„Diejenigen, die heute eine Synagoge in Brand setzen, werden morgiger Tag eine Kirche in Brand setzen“
Der Anschlag von Sydney ist für Israels Botschafter in Deutschland, Ron Prosor, ein Warnsignal, auch für die Bundesrepublik. Der Diplomat beschreibt eine „tödliche Ideologie“, die weltweit Juden bedrohe – von Australien bis Bayern. Er fordert ein konsequentes Vorgehen schon in der Schule.
Der israelische Botschafter in der Bundesrepublik Deutschland, Ron Prosor, hat den Angriff von Sydney als globales Warnsignal für wachsenden Antisemitismus bezeichnet. „Dieser Begriff ‚globalize intifada‘ (‚Globalisierung der Intifada‘, Anm.), was es wirklich bedeutet, ist eigentlich, gegen Juden Gewalt auszuüben“, sagte Prosor im Interview mit WELT TV. Der Anschlag zeige, „dass es keine Israelkritik ist, es ist Judenkritik. Juden werden kritisiert, weil sie noch leben“. Mit Intifada sind zwei gewaltsame Palästinenseraufstände gegen Israel gemeint
Prosor verwies auf weltweite Vorfälle, die aus seiner Sicht ein Muster belegen: „Wir sehen also in Australien vor einem Jahr eine Synagoge brennen.“ Diejenigen, die heute Synagogen in Brand setzten, würden morgen Kirchen in Brand setzen, sagte er. Auch Europa sei betroffen: „In Bayern jetzt ein vereitelter Terrorangriff … in Großbritannien, in Manchester.“ Es handle sich „auf keinen Fall“ um Einzelfälle. In Bayern hatte die Polizei am Wochenende fünf Männer wegen mutmaßlicher Anschlagspläne auf einen Weihnachtsmarkt festgenommen.
Prosor: Antisemiten fühlten sich „ziemlich sicher“ in Deutschland
Der Botschafter warnt vor einer Ideologie, die sich gegen Juden und „das Existenzrecht eines jüdischen Staates“ richte. Das „Gift dieser Ideologie“ könne man nur bekämpfen, indem man grundsätzlicher ansetze. Man müsse „es in den Schulklassen, in den Schulbüchern“ und durch Erziehung angehen.

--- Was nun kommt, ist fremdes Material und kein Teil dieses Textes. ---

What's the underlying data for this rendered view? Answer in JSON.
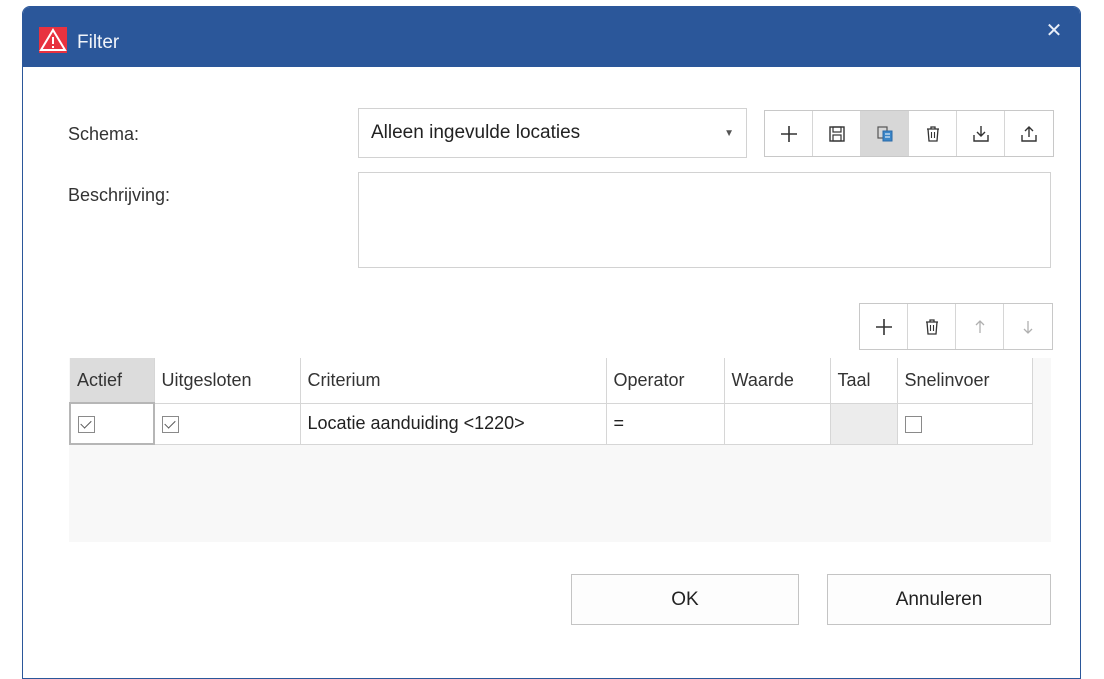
{
  "window": {
    "title": "Filter",
    "close_symbol": "✕"
  },
  "form": {
    "schema_label": "Schema:",
    "schema_value": "Alleen ingevulde locaties",
    "description_label": "Beschrijving:",
    "description_value": ""
  },
  "schema_toolbar": [
    "add-icon",
    "save-icon",
    "copy-icon",
    "delete-icon",
    "import-icon",
    "export-icon"
  ],
  "grid_toolbar": [
    "add-icon",
    "delete-icon",
    "move-up-icon",
    "move-down-icon"
  ],
  "grid": {
    "columns": [
      "Actief",
      "Uitgesloten",
      "Criterium",
      "Operator",
      "Waarde",
      "Taal",
      "Snelinvoer"
    ],
    "rows": [
      {
        "actief": true,
        "uitgesloten": true,
        "criterium": "Locatie aanduiding <1220>",
        "operator": "=",
        "waarde": "",
        "taal": "",
        "snelinvoer": false
      }
    ]
  },
  "buttons": {
    "ok": "OK",
    "cancel": "Annuleren"
  },
  "colors": {
    "titlebar": "#2b579a",
    "app_icon": "#e8323f"
  }
}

Mit Blick auf Deutschland sagte Prosor: „Antisemiten und Islamisten fühlen sich ziemlich sicher hier. In Berlin, in Europa. Sie können tun, was sie wollen.“ Juden hingegen fühlten sich nicht sicher: „Juden haben Angst an der S-Bahn, an der U-Bahn, mit einer Kippa, in jüdischen Einrichtungen.“ Die israelische Botschaft selbst sehe „wie eine Festung aus“.
Prosor forderte entschiedenes Handeln: „Worte genügen nicht. Taten müssen Worten folgen.“ Es brauche Änderungen in der Gesetzgebung: „Es ist unter Anführungszeichen nicht Meinungsfreiheit. Nein, das ist Aufhetzungsfreiheit.“
Deutschland unternehme zwar mehr als andere Staaten: „Im Gegensatz zu Australien, wo es an Führungskraft fehlt … hier in Deutschland versucht man das zu tun.“ Aber das reiche nicht: „Man muss mehr tun, damit wirklich wir alle, aber alle, zusammen ein besseres Leben in einem demokratischen Staat leben können.“
Auf die Frage, ob er Hoffnung auf politisches Umdenken in Australien habe, sagte Prosor: „Das hoffe ich sehr. Ob ich das glaube? Nicht so ganz.“ Das Kernproblem bleibe die Ideologie: „Diese Ideologie ist tödlich. Und wenn man gegen diese Ideologie heute nicht angeht“, werde es morgen Tränen geben.